L’allenatore del Napoli, Antonio Conte, ha fatto il punto sul mercato azzurro e sulla condizione dopo il ritiro della squadra in conferenza stampa dal Teatro Comunale ‘Tosti‘ di Castel di Sangro.
“Siamo ancora un cantiere aperto e stiamo concludendo un periodo di lavoro molto tosto”, ha affermato il mister salentino, che ha sottolineato l’importanza dei nuovi arrivati, compreso De Bruyne al quale ha rivolto parole di stima per la sua professionalità, “senza saltare neanche un minuto di allenamento, mai una parola fuori posto ed ha sorpreso tutti”.
Il tecnico ‘campione d’Italia’ ha ribadito il concetto di rifondazione della società azzurra, evidenziando che da quando è arrivato sono stati acquistati tredici calciatori e venduti sette, tra cui top player come Osimhen e Kvara e che lo scudetto vinto non è arrivato alla fine di un ciclo. Scudetto che si proverà a difendere con onore sin dalla prima giornata di campionato, in programma sabato 23 agosto alle 18.30, con gli azzurri impegnati sul campo del Sassuolo.
Poi ha espresso anche qualche parola sui nuovi: “Beukema sarà il nuovo Rahmani così come Marianucci sarà in futuro il centrale azzurro, avendo oggi solo 21 anni.

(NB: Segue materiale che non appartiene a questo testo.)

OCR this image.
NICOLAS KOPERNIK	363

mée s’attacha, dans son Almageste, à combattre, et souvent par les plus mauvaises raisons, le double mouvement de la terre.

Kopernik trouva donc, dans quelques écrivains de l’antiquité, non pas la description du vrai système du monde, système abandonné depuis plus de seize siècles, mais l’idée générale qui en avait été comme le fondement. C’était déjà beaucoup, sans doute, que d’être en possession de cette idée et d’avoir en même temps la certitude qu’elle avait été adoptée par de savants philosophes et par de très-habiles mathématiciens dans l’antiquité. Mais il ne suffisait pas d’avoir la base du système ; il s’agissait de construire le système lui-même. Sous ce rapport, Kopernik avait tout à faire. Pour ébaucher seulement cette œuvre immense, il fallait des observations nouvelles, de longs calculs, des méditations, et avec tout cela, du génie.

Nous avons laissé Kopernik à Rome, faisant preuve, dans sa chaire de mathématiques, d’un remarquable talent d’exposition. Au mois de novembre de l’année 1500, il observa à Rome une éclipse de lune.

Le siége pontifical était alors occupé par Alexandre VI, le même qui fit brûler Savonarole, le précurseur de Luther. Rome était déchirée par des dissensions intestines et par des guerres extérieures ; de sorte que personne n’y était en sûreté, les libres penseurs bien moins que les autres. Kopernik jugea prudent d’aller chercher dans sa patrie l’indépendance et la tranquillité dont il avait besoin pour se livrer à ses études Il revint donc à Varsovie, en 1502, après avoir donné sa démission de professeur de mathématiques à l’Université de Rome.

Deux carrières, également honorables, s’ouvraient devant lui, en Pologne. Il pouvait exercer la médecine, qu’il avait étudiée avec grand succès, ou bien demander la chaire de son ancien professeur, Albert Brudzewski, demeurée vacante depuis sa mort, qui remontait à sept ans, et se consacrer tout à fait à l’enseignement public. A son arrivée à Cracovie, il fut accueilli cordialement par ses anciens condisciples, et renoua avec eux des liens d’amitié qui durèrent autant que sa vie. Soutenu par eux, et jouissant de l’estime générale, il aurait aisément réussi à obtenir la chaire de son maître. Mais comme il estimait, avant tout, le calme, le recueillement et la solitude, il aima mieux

Lucca lavorerà guardando ed imparando da Lukaku, che ha fatto almeno 300 goal in carriera e che è all’apice della sua maturità, motivo per cui bisogna anche prendersi delle responsabilità per il gruppo. “Completare la rosa è una priorità e non un mio capriccio”, ricorda Antonio Conte, il quale dice che ci vuole pazienza per far ambientare anche i nuovi come Noa Lang a quelle che sono le metodologie del nostro calcio.
Questione portieri: “Meret e Milinkovic-Savic avranno modo di giocare e di dividersi l’intera annata, anche per i tanti impegni che abbiamo, non come è successo invece per Donnarumma e Chevalier al PSG: l’obiettivo non è mandare via Alex ma avere diverse garanzie in campo”.
Sul mancato arrivo di Ndoye, nome che era nella lista degli acquisti, il mister azzurro è stato molto chiaro affermando che le cifre richieste sono state troppo alte. Su Raspadori invece ha svelato che è stato lo stesso giocatore ha chiedere di andare via, libero di farlo perché non si tratterrà più nessuno contro la sua volontà.
Un’ultima battuta anche sul modulo di gioco, col 4-3-3 che è nelle corde della squadra e con gli uomini giusti per attuarlo, ma con altri schemi di gioco pronti per essere attuati viste anche le tante gare che aspetteranno gli azzurri, sempre mantenendo l’equilibrio che è alla base di tutto.
Domani ultima amichevole pre-campionato: arrivano i greci dell’Olympiakos per salutare anche i tantissimi tifosi accorsi in questi giorni in terra abruzzese.